Challenged by Marcion’s threat, church leaders began to consider earnestly their own views on a definitive list of Scriptural books including both the Old and New Testaments. He goes on to say that he thinks the process was flawed.
Would you please comment on this and possibly refer me to some writings on this subject? Your thoughts on this matter would be greatly appreciated.
This is a case of "right premises, wrong conclusions."
It’s true that Marcion rejected the Old Testament, holding that it had a different god, and that he produced an edited version of the New Testament (consisting of an edited version of the Gospel of Luke and edited versions of Paul’s epistles) that he had stripped the overtly Jewish passages out of.
LEARN MORE ABOUT MARCION HERE.
It’s also true (or thought to be true) that Marcion’s release of his mutilated canon helped spur the solidification of the real canon by the Church.
But . . . so what?
God often uses heretics to spur the Church to codify in explicit form what was handed down from Christ and the apostles.
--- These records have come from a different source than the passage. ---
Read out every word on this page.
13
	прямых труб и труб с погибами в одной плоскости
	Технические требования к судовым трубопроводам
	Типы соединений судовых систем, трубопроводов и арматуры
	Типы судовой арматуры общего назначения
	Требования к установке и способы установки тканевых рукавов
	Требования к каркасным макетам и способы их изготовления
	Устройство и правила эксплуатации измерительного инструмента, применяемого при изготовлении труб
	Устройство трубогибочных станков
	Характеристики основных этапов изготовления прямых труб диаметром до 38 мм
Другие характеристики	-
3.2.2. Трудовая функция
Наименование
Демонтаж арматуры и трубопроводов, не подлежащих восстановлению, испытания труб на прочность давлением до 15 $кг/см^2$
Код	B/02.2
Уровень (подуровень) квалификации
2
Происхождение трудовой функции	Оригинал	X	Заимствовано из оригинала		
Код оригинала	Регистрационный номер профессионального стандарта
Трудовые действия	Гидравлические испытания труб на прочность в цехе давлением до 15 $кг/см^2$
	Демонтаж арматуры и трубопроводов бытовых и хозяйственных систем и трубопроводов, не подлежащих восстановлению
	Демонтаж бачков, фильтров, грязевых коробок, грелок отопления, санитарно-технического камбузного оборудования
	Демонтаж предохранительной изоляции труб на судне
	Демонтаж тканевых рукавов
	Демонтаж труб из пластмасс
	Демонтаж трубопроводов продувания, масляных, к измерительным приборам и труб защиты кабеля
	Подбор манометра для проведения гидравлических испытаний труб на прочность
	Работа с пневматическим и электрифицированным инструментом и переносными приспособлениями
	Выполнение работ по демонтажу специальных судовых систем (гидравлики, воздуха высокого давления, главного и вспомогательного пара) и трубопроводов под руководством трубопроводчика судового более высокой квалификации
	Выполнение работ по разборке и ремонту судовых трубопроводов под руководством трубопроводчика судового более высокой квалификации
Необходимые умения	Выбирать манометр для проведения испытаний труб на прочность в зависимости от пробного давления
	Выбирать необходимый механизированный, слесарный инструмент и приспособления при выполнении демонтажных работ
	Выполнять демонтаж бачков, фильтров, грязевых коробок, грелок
The Church tends to deal with things in a pastoral manner, meaning that if something hasn’t become a problem, it doesn’t come down on it with the full force of its teaching authority.
The fact is: Being challenged makes people get more explicit and precise about their beliefs. As long as they aren’t challenged on them, they aren’t forced to think through how to defend them and precisely what their boundaries are.
In the beginning, Jesus handed on certain Scriptures as divine to the apostles (i.e., the Scriptures of the Old Testament), and the apostles and their associates wrote new Scriptures (i.e., the New Testament0, which they handed on to the Church.
As long as nobody was challenging these Scriptures with a rival set, there was little need to write out a formal list of precisely what they included.
But when Marcion comes along and starts chucking out large portions of Scriptures known to have been handed on from Jesus and the apostles, the Church needed to start making explicit statements on the point in order to protect the faithful from absorbing his harmful ideas.
It thus reaffirmed in a more precise form what had always been believed.
That’s what typically happens when a new heresy crops up: The Church his forced to articulate what it has always believed in a more forceful and precise way.
Marcion wasn’t the only gent who furthered this process regarding the canon, either. In the second and third centuries lots of Gnostic individuals wrote phony gospels that they tried to pass off as the genuine article. Since these disagreed with the doctrine that had been handed down from Christ and the apostles by Tradition, and since they showed up all of a sudden, with no tradition of their having been used in the churches as handed down from the apostles, it was easy to spot them as fakes. But to prevent ordinary individuals from being taken in by them, the bishops felt it prudent to start issuing lists of the authentic Scriptures and contrasting them with the new-fangled forgeries.
Again: What had always been believed was being reaffirmed more forcefully and precisely.
None of this gives us any reason to doubt the canon or think that the process leading to it was flawed. The process was superintended by the Holy Spirit, who inspired the Scriptures, to make sure that the Church ended up identifying the right ones. Individual bishops, not possessing the charism of infallibility, might make mistakes, but the Magisterium of the Church as a whole (which does possess the charism of infallibility), could not err once it defined the matter.
That was some centuries later, but even before then the fact that Marcion’s scripture and the Gnostic scriptures were rejected as incompatible with what had been handed down from Christ and the apostles shows that the process of preserving and passing down the authentic Scriptures was working.